Kaum eine juristische Thematik beschäftigt die Menschen so sehr wie die ärztliche Sterbehilfe. Sie interessengerecht gesetzlich zu regeln ist daher fortwährend ein gesamtgesellschaftliches Bestreben. Dabei sollte das Gesetz zum einen das pluralistische Meinungsbild der Gesellschaft widerspiegeln, zum anderen die verfassungsrechtlichen Grundsätze wie den Bestimmtheitsgrundsatz wahren. Dieser legislativen Herausforderung hat sich der Gesetzgeber im Jahr 2015 gestellt, indem er ein neues Gesetz, die geschäftsmäßige Förderung der Selbsttötung gemäß § 217 StGB, beschlossen hat.

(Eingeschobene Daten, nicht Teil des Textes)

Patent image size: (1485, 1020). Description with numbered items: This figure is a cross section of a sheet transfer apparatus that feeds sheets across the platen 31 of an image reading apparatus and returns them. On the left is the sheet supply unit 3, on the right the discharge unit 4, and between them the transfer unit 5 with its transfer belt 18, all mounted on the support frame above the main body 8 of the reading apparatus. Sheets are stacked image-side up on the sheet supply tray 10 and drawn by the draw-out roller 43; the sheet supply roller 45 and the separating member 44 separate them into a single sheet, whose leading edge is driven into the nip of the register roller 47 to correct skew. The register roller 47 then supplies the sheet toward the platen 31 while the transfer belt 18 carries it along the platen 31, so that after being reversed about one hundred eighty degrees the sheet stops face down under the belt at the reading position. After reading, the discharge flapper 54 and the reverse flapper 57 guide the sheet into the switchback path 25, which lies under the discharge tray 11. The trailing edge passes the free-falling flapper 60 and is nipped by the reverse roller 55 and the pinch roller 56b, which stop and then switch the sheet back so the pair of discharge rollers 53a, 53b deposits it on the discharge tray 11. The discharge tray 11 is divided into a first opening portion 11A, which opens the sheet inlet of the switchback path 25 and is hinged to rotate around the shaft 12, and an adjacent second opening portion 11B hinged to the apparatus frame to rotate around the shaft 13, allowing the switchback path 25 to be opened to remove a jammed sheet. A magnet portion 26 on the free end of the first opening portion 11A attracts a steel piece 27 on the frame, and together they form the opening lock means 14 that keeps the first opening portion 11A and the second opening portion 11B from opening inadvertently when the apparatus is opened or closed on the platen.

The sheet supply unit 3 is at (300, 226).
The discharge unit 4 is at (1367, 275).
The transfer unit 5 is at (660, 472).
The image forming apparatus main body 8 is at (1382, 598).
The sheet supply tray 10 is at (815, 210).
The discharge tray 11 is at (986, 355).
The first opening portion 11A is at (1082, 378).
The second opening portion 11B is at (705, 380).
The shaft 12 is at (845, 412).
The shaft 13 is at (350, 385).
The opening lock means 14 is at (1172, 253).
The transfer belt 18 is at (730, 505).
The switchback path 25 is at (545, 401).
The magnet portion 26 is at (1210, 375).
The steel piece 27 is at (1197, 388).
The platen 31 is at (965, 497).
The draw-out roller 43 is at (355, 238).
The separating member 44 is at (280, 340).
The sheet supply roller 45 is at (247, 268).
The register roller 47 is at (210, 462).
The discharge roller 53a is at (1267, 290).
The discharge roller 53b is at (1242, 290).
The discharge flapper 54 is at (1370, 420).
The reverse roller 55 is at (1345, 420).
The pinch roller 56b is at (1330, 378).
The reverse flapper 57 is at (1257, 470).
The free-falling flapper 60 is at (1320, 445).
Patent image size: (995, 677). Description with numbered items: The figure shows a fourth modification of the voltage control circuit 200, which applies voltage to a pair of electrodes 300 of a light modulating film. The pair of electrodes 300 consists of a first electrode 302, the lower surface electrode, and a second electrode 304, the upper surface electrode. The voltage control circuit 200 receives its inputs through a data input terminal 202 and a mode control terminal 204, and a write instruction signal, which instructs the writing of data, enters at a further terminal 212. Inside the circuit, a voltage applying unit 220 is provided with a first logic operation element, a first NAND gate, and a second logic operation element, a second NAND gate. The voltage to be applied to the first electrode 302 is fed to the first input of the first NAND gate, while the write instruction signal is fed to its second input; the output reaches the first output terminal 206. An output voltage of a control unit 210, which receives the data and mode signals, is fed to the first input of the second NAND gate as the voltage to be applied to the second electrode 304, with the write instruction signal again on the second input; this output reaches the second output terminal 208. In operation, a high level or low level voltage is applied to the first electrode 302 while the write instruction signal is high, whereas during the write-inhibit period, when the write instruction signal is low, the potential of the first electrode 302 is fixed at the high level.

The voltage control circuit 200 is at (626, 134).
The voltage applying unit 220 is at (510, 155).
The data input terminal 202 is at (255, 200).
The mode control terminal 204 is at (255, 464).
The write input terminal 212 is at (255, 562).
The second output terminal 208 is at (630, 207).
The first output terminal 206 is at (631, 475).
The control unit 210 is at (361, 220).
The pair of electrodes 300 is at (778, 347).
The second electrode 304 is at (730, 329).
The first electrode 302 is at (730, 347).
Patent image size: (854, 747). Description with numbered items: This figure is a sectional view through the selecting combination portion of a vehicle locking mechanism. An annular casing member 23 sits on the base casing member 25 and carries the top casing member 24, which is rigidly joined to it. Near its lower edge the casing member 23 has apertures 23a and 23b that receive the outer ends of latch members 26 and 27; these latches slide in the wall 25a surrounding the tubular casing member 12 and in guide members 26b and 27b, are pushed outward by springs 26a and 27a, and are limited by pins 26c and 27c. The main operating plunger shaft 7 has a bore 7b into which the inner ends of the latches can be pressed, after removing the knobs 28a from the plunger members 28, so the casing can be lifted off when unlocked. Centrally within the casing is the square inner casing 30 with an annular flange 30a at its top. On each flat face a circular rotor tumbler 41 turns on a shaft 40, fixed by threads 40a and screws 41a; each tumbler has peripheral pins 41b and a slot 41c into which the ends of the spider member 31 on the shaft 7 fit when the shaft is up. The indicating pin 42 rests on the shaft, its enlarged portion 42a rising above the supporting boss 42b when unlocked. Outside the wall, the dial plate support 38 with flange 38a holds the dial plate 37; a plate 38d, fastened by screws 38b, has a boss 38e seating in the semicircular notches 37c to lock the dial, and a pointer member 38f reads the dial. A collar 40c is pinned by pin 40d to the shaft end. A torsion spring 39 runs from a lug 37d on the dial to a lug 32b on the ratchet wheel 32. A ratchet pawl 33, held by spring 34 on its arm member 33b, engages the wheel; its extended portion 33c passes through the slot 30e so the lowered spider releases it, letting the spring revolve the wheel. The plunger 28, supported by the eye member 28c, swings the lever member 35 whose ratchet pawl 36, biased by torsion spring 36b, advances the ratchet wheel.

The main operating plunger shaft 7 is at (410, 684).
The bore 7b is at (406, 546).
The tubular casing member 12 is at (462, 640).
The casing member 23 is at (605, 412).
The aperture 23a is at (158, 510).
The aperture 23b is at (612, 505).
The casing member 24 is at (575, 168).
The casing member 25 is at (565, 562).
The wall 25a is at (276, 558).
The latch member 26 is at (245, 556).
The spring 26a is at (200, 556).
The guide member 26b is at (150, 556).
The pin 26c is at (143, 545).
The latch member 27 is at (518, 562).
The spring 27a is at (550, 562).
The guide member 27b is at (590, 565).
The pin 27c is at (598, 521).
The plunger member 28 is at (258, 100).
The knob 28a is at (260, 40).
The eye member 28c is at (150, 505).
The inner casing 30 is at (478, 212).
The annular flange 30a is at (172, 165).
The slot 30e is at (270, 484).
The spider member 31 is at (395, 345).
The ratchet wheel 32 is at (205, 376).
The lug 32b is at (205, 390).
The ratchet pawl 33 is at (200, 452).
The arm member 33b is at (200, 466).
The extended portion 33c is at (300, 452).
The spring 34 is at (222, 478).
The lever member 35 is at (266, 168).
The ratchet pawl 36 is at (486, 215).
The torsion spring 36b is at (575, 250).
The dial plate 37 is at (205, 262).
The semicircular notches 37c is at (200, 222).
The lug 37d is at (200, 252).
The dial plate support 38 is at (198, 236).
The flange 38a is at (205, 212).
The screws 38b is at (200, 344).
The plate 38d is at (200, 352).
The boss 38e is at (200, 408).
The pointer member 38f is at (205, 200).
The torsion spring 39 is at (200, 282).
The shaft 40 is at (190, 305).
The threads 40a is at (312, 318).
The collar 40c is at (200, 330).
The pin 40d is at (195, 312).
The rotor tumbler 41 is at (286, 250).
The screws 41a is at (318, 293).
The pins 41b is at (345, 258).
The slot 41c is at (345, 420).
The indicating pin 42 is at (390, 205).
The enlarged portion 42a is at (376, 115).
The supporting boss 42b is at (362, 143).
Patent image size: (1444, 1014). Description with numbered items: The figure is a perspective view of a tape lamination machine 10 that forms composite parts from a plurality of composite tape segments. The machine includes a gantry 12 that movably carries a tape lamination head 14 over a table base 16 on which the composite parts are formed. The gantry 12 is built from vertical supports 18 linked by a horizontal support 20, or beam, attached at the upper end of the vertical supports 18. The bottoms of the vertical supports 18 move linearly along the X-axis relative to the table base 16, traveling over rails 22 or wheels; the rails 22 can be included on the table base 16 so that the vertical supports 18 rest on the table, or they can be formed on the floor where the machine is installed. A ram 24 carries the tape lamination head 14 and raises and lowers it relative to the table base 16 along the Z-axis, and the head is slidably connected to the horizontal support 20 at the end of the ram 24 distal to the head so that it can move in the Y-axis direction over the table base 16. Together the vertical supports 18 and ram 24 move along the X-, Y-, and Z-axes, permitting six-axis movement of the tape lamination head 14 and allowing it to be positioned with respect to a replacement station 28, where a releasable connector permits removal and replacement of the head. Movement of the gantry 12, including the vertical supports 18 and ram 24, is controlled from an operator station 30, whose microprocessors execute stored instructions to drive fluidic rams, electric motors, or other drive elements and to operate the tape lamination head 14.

Sabrina Steller hat sich eingehend mit den verfassungsrechtlichen Anforderungen an die Bestimmtheit eines Gesetzes auseinandergesetzt und diese in Bezug auf § 217 StGB untersucht. Im Zuge dessen ist ein abändernder Vorschlag zur Neufassung des Tatbestandes des § 217 Abs. 1 StGB entstanden. Eine empirische Erhebung zur Thematik unter Ärzten und Patienten, ein Blick auf die Medizinethik der Sterbehilfe sowie das niederländische Sterbehilfegesetz schließen die Thematik ab.